In vivo effect of hGH on daunorubicin treatment of engrafted tumours. Small tumour fragments obtained from U937-Neo tumours were transplanted subcutaneously in previously irradiated nude Swiss mice. Tumour-bearing mice either received i.p. injections of saline solution or subcutaneous injections of rhGH alone, or the highest subtoxic dose of daunorubicin (1.5 mg kg⁻¹) with or without 5 mg kg⁻¹ of rhGH. (A) Tissue sections from mice treated as above were submitted to TUNEL assay. Note the significant number of stained nuclei in tumours from rhGH- and daunorubicin-treated animals, indicating a high apoptosis rate in these animals. (B) The same tumours were assessed for NF-κB activation, as evidenced by the presence of the P65 subunit in the nuclei. Note the lower number of stained nuclei in tumours from mice treated with rhGH and daunorubicin, compared with daunorubicin-treated animals. (C) Tumour volumes were measured in each group of mice.

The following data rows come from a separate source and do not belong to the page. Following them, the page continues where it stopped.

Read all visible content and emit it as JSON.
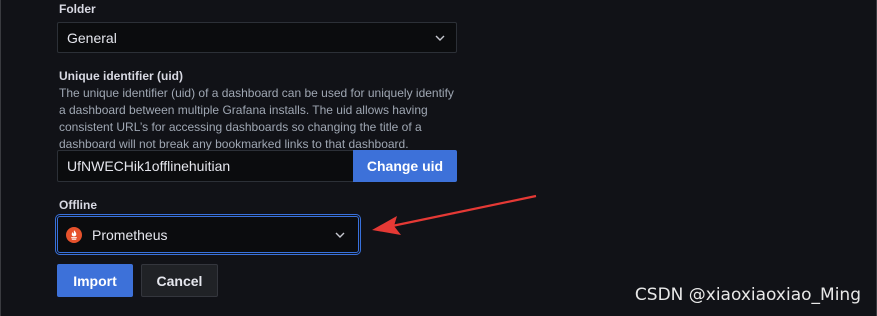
{
  "folder": {
    "label": "Folder",
    "selected": "General"
  },
  "uid": {
    "label": "Unique identifier (uid)",
    "description": "The unique identifier (uid) of a dashboard can be used for uniquely identify a dashboard between multiple Grafana installs. The uid allows having consistent URL’s for accessing dashboards so changing the title of a dashboard will not break any bookmarked links to that dashboard.",
    "value": "UfNWECHik1offlinehuitian",
    "change_button": "Change uid"
  },
  "datasource": {
    "label": "Offline",
    "selected": "Prometheus",
    "icon": "prometheus-icon"
  },
  "actions": {
    "import_label": "Import",
    "cancel_label": "Cancel"
  },
  "annotation": {
    "arrow_color": "#e53935"
  },
  "watermark": "CSDN @xiaoxiaoxiao_Ming",
  "colors": {
    "background": "#111217",
    "primary": "#3d71d9",
    "focus": "#3871dc"
  }
}
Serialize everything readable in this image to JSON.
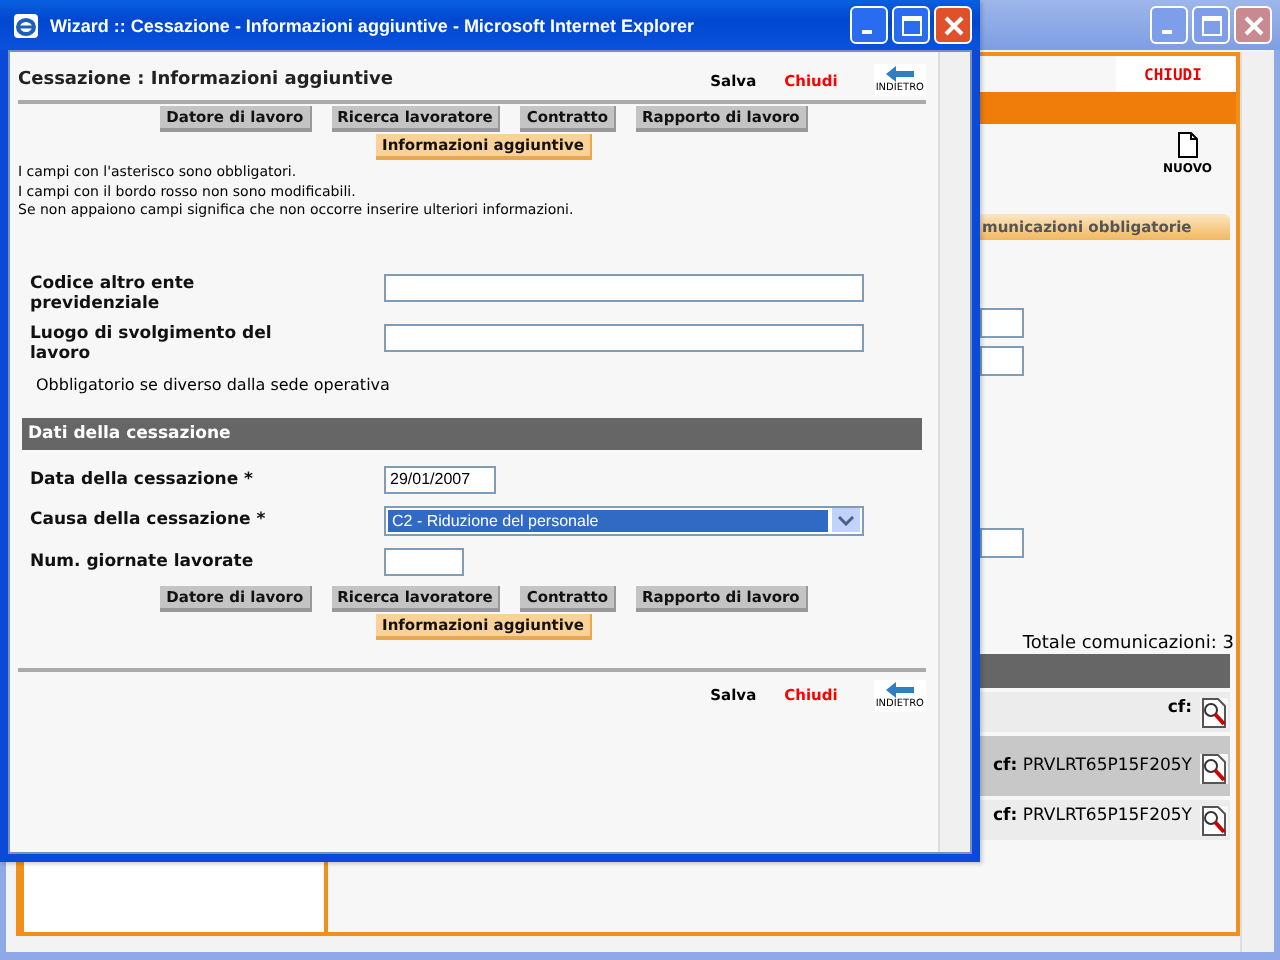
{
  "background_window": {
    "close_link": "CHIUDI",
    "new_button": "NUOVO",
    "tab": {
      "label": "municazioni obbligatorie",
      "selected": true
    },
    "total": "Totale comunicazioni: 3",
    "rows": [
      {
        "label": "cf:",
        "selected": false
      },
      {
        "label": "cf:",
        "value": "PRVLRT65P15F205Y",
        "selected": true
      },
      {
        "label": "cf:",
        "value": "PRVLRT65P15F205Y",
        "selected": false
      }
    ]
  },
  "popup": {
    "window": {
      "title": "Wizard :: Cessazione - Informazioni aggiuntive - Microsoft Internet Explorer"
    },
    "header": {
      "title": "Cessazione : Informazioni aggiuntive",
      "save": "Salva",
      "close": "Chiudi",
      "back": "INDIETRO"
    },
    "steps_top": [
      {
        "label": "Datore di lavoro",
        "selected": false
      },
      {
        "label": "Ricerca lavoratore",
        "selected": false
      },
      {
        "label": "Contratto",
        "selected": false
      },
      {
        "label": "Rapporto di lavoro",
        "selected": false
      },
      {
        "label": "Informazioni aggiuntive",
        "selected": true
      }
    ],
    "notes": [
      "I campi con l'asterisco sono obbligatori.",
      "I campi con il bordo rosso non sono modificabili.",
      "Se non appaiono campi significa che non occorre inserire ulteriori informazioni."
    ],
    "fields": [
      {
        "kind": "text",
        "label": "Codice altro ente previdenziale"
      },
      {
        "kind": "text",
        "label": "Luogo di svolgimento del lavoro"
      }
    ],
    "hint": "Obbligatorio se diverso dalla sede operativa",
    "section": {
      "title": "Dati della cessazione",
      "fields": [
        {
          "kind": "date",
          "label": "Data della cessazione *",
          "value": "29/01/2007"
        },
        {
          "kind": "select",
          "label": "Causa della cessazione *",
          "value": "C2 - Riduzione del personale"
        },
        {
          "kind": "number",
          "label": "Num. giornate lavorate"
        }
      ]
    },
    "steps_bottom": [
      {
        "label": "Datore di lavoro",
        "selected": false
      },
      {
        "label": "Ricerca lavoratore",
        "selected": false
      },
      {
        "label": "Contratto",
        "selected": false
      },
      {
        "label": "Rapporto di lavoro",
        "selected": false
      },
      {
        "label": "Informazioni aggiuntive",
        "selected": true
      }
    ],
    "footer": {
      "save": "Salva",
      "close": "Chiudi",
      "back": "INDIETRO"
    }
  }
}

The measurement was stopped when a mouse died or was killed because of a tumour volume exceeding 2000 mm³. Each line represents the mean±s.e.m. of the tumour volumes (^*P<0.05 and ^**P<0.01, when comparing daunorubicin-treated mice to mice receiving daunorubicin and rhGH). (D) Kaplan-Meier curve comparing the different groups of mice with a tumour volume below 300 mm³. PBS-injected mice (….), daunomycine-injected mice (.-.-.-.-.) hGH-injected mice (- - -) and daunomycine+hGH-injected mice (---).